Waldbegang im Forstrevier Isen II
Wald und Wild im Einklang: Erfolgreiche Infoveranstaltung im Revier Buch am Buchrain

Eine Gruppe von Menschen steht im Wald

Teilnehmende der Infoveranstaltung im Revier Buch am Buchrain

Rund 40 Interessierte folgten der Einladung zum Waldbegang und informierten sich über die enge Zusammenarbeit von Waldbesitzern, Jägern und Jagdgenossenschaft für stabile und klimaresiliente Wälder.

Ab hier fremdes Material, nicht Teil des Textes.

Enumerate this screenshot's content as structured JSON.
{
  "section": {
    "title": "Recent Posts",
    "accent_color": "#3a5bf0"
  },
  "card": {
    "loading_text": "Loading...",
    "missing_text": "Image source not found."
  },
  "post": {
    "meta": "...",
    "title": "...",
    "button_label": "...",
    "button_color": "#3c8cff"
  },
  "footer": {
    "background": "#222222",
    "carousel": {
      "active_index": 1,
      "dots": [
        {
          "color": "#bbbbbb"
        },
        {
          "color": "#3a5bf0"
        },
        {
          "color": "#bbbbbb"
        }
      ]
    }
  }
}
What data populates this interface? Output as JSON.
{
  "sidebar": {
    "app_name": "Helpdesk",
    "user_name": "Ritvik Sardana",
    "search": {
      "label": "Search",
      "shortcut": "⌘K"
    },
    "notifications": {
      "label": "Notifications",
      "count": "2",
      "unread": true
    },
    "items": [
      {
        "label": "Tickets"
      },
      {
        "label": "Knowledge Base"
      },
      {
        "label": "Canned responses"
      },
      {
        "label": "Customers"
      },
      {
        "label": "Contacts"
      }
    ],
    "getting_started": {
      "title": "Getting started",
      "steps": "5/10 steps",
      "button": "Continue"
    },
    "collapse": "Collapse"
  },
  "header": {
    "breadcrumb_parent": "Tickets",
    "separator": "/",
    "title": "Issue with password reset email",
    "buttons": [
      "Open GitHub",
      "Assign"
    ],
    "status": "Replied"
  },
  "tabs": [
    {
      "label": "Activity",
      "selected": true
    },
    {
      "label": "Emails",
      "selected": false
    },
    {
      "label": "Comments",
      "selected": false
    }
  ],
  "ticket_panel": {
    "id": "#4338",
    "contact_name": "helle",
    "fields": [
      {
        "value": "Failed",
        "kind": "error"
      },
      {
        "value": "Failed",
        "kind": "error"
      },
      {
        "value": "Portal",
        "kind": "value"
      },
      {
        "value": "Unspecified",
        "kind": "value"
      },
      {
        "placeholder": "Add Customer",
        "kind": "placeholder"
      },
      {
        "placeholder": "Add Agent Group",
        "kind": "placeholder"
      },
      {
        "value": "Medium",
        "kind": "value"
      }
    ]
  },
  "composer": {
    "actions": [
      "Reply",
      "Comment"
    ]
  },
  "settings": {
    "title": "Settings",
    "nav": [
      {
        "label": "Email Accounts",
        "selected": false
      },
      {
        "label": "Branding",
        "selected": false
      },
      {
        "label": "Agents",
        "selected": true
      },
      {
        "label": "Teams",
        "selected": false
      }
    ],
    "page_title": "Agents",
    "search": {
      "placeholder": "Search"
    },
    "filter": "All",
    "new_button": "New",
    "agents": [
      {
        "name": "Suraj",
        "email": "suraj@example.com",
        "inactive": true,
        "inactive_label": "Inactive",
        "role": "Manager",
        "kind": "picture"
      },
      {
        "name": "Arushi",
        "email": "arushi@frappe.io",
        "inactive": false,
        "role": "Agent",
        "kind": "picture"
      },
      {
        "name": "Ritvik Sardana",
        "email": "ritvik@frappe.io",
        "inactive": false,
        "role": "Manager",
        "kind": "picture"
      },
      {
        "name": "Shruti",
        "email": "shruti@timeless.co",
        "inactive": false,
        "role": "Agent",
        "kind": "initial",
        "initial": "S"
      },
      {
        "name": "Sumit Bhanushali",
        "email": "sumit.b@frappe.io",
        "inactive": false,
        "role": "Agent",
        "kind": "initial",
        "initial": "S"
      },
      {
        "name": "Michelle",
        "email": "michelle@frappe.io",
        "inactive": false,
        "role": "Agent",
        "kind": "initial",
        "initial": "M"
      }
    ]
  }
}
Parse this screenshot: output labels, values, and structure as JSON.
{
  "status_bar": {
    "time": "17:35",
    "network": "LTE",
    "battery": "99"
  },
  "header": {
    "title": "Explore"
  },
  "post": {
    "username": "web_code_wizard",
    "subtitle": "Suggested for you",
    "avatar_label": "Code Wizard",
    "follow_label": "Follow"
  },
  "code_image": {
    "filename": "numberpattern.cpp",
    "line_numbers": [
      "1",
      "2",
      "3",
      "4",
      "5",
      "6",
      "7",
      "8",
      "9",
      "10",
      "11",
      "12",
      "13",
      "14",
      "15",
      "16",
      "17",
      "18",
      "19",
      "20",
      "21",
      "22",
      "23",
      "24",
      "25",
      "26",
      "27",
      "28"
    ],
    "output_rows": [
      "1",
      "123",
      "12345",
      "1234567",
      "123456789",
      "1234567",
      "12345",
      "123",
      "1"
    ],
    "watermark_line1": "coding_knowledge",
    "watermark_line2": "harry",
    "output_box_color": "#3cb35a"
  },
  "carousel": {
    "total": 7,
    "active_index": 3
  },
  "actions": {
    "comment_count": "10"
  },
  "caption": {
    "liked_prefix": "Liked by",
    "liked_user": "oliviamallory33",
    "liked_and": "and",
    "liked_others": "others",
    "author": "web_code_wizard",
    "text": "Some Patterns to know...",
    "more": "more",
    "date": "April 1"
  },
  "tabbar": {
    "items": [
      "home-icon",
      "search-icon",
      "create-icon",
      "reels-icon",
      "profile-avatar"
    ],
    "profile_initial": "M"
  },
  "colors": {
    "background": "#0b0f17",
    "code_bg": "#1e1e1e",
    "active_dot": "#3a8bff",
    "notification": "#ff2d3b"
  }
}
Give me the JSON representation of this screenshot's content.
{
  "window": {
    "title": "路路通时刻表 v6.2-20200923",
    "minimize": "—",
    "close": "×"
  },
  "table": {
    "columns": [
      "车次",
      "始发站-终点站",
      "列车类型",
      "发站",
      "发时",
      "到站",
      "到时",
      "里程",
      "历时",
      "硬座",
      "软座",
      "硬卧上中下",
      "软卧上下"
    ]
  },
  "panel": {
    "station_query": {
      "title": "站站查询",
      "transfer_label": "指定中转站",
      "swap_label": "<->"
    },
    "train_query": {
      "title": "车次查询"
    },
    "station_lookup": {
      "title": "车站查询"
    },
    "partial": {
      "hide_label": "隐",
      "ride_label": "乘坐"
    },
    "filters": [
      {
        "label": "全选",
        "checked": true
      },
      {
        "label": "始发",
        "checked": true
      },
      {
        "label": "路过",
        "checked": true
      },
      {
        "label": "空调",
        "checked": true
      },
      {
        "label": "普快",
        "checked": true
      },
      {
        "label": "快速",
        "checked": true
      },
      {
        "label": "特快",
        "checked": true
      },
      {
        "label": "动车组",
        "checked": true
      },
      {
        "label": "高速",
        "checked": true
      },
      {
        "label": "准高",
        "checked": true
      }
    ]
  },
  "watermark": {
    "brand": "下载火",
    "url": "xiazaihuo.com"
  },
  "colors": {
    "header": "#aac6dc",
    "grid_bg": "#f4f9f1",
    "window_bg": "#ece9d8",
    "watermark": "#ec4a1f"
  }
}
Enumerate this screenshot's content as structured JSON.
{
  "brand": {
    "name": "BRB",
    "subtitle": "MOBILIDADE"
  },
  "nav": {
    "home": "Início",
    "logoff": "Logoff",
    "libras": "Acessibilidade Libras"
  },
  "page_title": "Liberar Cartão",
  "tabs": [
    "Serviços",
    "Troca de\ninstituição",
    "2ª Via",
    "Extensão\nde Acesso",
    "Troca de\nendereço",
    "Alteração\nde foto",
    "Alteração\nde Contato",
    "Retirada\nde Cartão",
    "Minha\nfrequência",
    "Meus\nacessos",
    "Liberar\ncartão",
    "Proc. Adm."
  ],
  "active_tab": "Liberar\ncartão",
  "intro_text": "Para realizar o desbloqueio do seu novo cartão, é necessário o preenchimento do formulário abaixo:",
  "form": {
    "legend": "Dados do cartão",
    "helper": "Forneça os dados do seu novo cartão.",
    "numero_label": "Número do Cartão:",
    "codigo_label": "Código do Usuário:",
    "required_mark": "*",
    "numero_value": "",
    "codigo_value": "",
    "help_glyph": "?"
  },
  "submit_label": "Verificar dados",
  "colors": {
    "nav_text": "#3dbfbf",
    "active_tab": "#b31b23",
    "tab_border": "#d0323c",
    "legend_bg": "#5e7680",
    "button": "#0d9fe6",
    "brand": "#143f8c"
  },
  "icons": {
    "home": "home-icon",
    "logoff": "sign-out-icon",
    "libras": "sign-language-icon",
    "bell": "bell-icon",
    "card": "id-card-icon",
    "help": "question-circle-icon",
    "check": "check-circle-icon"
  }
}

Bei der Veranstaltung wurde anschaulich gezeigt, wie eine wald- und wildangepasste Jagd die natürliche Waldverjüngung unterstützt. Jagdpächter Joseph Ostermaier, Waldeigentümer und Jäger Matthias Lex sowie Jagdvorsteher Michael Rappold stellten ihr gemeinsames, seit Jahren erfolgreich umgesetztes Konzept vor. Fachlich begleitet wurde die Veranstaltung vom Amt für Ernährung, Landwirtschaft und Forsten (AELF) Ebersberg-Erding sowie den örtlichen Waldbesitzervereinigungen.

Männer stehen im Wald vor Plakaten und reden

Austausch und Diskussion im Wald über waldangepasste Jagd und Naturverjüngung

Praxisnahe Konzepte
Matthias Lex hatte bereits vor rund 15 Jahren begonnen, seine Wälder konsequent umzubauen. Durch gezielte Durchforstung steuert er das Lichtangebot für die Naturverjüngung und stimmt Waldbau und Jagd optimal aufeinander ab. Parallel dazu entwickelte Joseph Ostermaier das Jagdkonzept weiter. Zentrale Elemente sind der Verzicht auf Fütterung und Kirrung, eine Schwerpunktbejagung an der Naturverjüngung sowie eine reine Ansitzjagd. Die Ergebnisse sind heute deutlich sichtbar - kräftige, flächige Naturverjüngung, deutlich weniger Verbissschäden und stabile Mischwälder. Während früher vor allem Fichte und Kiefer dominierten, wachsen inzwischen mehrere Baumarten wie Weißtanne, Rotbuche, Birke und Edellaubhölzer nach. Die Entwicklung wird fachlich durch das Forstrevier Isen II des AELF Ebersberg-Erding begleitet.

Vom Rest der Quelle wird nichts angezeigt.